Thanks, comments below.

> >  	hbus->msi_info.data = hbus;
> >  	hbus->irq_domain = pci_msi_create_irq_domain(hbus->fwnode,
> >  						     &hbus->msi_info,
> > -						     x86_vector_domain);
> > +						     parent_domain);
> >  	if (!hbus->irq_domain) {
> >  		dev_err(&hbus->hdev->device,
> >  			"Failed to build an MSI IRQ domain\n");
> > @@ -3531,13 +3533,21 @@ static void __exit exit_hv_pci_drv(void)
> >  	hvpci_block_ops.read_block = NULL;
> >  	hvpci_block_ops.write_block = NULL;
> >  	hvpci_block_ops.reg_blk_invalidate = NULL;
> > +
> > +	hv_pci_irqchip_free();
> >  }
> >
> >  static int __init init_hv_pci_drv(void)
> >  {
> > +	int ret;
> > +
> >  	if (!hv_is_hyperv_initialized())
> >  		return -ENODEV;
> >
> > +	ret = hv_pci_irqchip_init(&parent_domain, &fasteoi, &delivery_mode);
> > +	if (ret)
> > +		return ret;
> 
> Having established that the fasteoi thing is nothing but a bug, that
> the delivery_mode is a constant, and that all that matters is actually
> the parent domain which is a global pointer on x86, and something that
> gets allocated on arm64, you can greatly simplify the whole thing:
> 
> #ifdef CONFIG_X86
> #define DELIVERY_MODE	APIC_DELIVERY_MODE_FIXED
> #define FLOW_HANDLER	handle_edge_irq
> #define FLOW_NAME	"edge"
> 
> static struct irq_domain *hv_pci_get_root_domain(void)
> {
> 	return x86_vector_domain;
> }
> #endif
> 
> #ifdef CONFIG_ARM64
> #define DELIVERY_MODE	0
> #define FLOW_HANDLER	NULL
> #define FLOW_NAME	NULL
> #define pci_msi_prepare	NULL
> 
> static struct irq_domain *hv_pci_get_root_domain(void)
> {
> 	[...]
> }
> #endif

Thanks.
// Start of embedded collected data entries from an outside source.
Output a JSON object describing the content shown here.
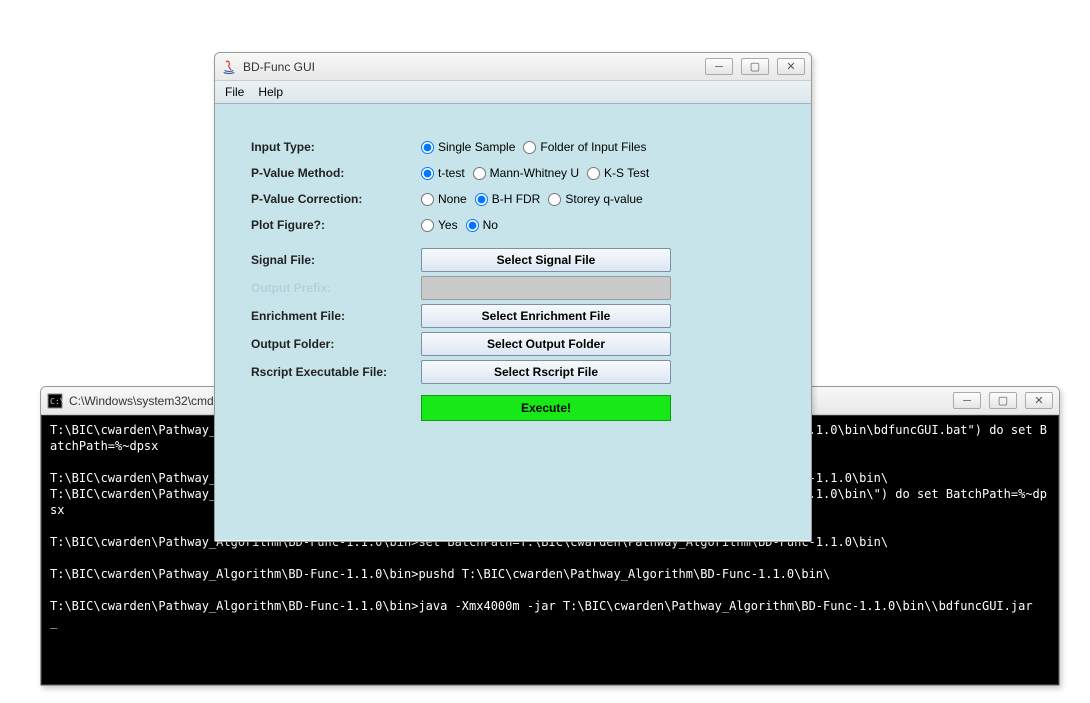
{
  "console": {
    "title": "C:\\Windows\\system32\\cmd.exe",
    "lines": [
      "T:\\BIC\\cwarden\\Pathway_Algorithm\\BD-Func-1.1.0\\bin>for %x in (\"T:\\BIC\\cwarden\\Pathway_Algorithm\\BD-Func-1.1.0\\bin\\bdfuncGUI.bat\") do set BatchPath=%~dpsx",
      "",
      "T:\\BIC\\cwarden\\Pathway_Algorithm\\BD-Func-1.1.0\\bin>set BatchPath=T:\\BIC\\cwarden\\Pathway_Algorithm\\BD-Func-1.1.0\\bin\\",
      "T:\\BIC\\cwarden\\Pathway_Algorithm\\BD-Func-1.1.0\\bin>for %x in (\"T:\\BIC\\cwarden\\Pathway_Algorithm\\BD-Func-1.1.0\\bin\\\") do set BatchPath=%~dpsx",
      "",
      "T:\\BIC\\cwarden\\Pathway_Algorithm\\BD-Func-1.1.0\\bin>set BatchPath=T:\\BIC\\cwarden\\Pathway_Algorithm\\BD-Func-1.1.0\\bin\\",
      "",
      "T:\\BIC\\cwarden\\Pathway_Algorithm\\BD-Func-1.1.0\\bin>pushd T:\\BIC\\cwarden\\Pathway_Algorithm\\BD-Func-1.1.0\\bin\\",
      "",
      "T:\\BIC\\cwarden\\Pathway_Algorithm\\BD-Func-1.1.0\\bin>java -Xmx4000m -jar T:\\BIC\\cwarden\\Pathway_Algorithm\\BD-Func-1.1.0\\bin\\\\bdfuncGUI.jar",
      "_"
    ]
  },
  "gui": {
    "title": "BD-Func GUI",
    "menu": {
      "file": "File",
      "help": "Help"
    },
    "form": {
      "input_type": {
        "label": "Input Type:",
        "opts": [
          "Single Sample",
          "Folder of Input Files"
        ],
        "selected": 0
      },
      "pvalue_method": {
        "label": "P-Value Method:",
        "opts": [
          "t-test",
          "Mann-Whitney U",
          "K-S Test"
        ],
        "selected": 0
      },
      "pvalue_correction": {
        "label": "P-Value Correction:",
        "opts": [
          "None",
          "B-H FDR",
          "Storey q-value"
        ],
        "selected": 1
      },
      "plot_figure": {
        "label": "Plot Figure?:",
        "opts": [
          "Yes",
          "No"
        ],
        "selected": 1
      },
      "signal_file": {
        "label": "Signal File:",
        "button": "Select Signal File"
      },
      "disabled_file": {
        "label": "Output Prefix:"
      },
      "enrichment_file": {
        "label": "Enrichment File:",
        "button": "Select Enrichment File"
      },
      "output_folder": {
        "label": "Output Folder:",
        "button": "Select Output Folder"
      },
      "rscript_file": {
        "label": "Rscript Executable File:",
        "button": "Select Rscript File"
      },
      "execute": "Execute!"
    }
  }
}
I have followed the above suggestion in v4.

> as once you look at it seriously, the whole "separate file for the IRQ
> code" is totally unnecessary (as Michael pointed out earlier), because
> the abstractions you are adding are for most of them unnecessary.

V4 will get rid of the separate file for the IRQ chip and that's getting
moved back to pci-hyperv.c and that should address this comment.
Thanks.

- Sunil